What’s Different from Calico?
At the L3/L4 level, the outcome is identical. Backend traffic is allowed, unauthorized traffic is blocked. If you only looked at the test results, you wouldn’t be able to tell which CNI was running.
The difference is underneath. With Calico, the policy was enforced through iptables rules. With Cilium, it was enforced by an eBPF program compiled from your policy and loaded into the kernel. That program runs every time a packet arrives at the frontend pod, making the allow/deny decision at the kernel level without going through a chain of rules.
At this layer, the practical benefit is mostly performance: eBPF enforcement scales better as you add more policies and more pods.
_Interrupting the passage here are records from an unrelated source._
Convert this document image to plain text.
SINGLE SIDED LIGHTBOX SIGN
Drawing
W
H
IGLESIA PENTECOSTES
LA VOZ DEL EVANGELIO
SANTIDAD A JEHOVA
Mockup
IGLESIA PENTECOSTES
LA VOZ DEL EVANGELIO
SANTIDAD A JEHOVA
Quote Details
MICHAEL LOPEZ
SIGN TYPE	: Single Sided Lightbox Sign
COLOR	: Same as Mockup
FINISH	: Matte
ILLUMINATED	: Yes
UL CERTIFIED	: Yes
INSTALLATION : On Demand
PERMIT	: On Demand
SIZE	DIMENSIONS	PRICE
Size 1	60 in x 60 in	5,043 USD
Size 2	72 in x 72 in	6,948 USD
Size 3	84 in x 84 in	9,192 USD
But the real payoff comes when you move beyond L3/L4. Because Cilium’s enforcement engine runs in the kernel and can inspect full packet contents, it can filter based on HTTP methods, paths, and headers. That’s Layer 7 filtering, and it’s something iptables-based CNIs simply can’t do.
We’ll see that in action in the next article.
Clean Up
Delete the cluster:
kind delete cluster
Conclusion
In this article, we looked at what sits underneath Cilium and why it matters: eBPF. Where traditional CNIs like Calico enforce policies through iptables rule chains in user space, Cilium compiles policies into eBPF programs that run directly in the Linux kernel. Packets are inspected at the earliest possible point, before they reach user space, before they travel through a chain of rules.
We walked through the eBPF ecosystem and saw how Cilium’s architecture turns policies into bytecode that gets injected into the kernel and attached to each container. Then we built a Kind cluster with Cilium, deployed the same frontend and backend app from Article 2, and applied a CiliumNetworkPolicy that achieved the same result as our Calico policy: backend traffic allowed, everything else blocked.
At the L3/L4 level, the outcome is the same. The difference is how it’s enforced. Cilium’s eBPF-based enforcement scales better as policies and pods grow, and it opens the door to capabilities that iptables can’t support.
The most significant of those capabilities is Layer 7 filtering. Standard Network Policies can control which pods talk to which, on which ports and protocols. But they can’t look inside the traffic. They can’t distinguish between a safe API call and a dangerous one hitting the same pod on the same port. Cilium can, because its enforcement engine has access to the full packet contents at the kernel level.
In the next article, we’ll see that in practice. We’ll deploy Cilium on Azure Kubernetes Service (AKS), take it to the cloud, and use the Star Wars demo to apply Layer 7 policies that filter traffic based on HTTP methods and paths. You’ll see what it looks like when your CNI doesn’t just control who talks to whom, but controls what they’re allowed to say.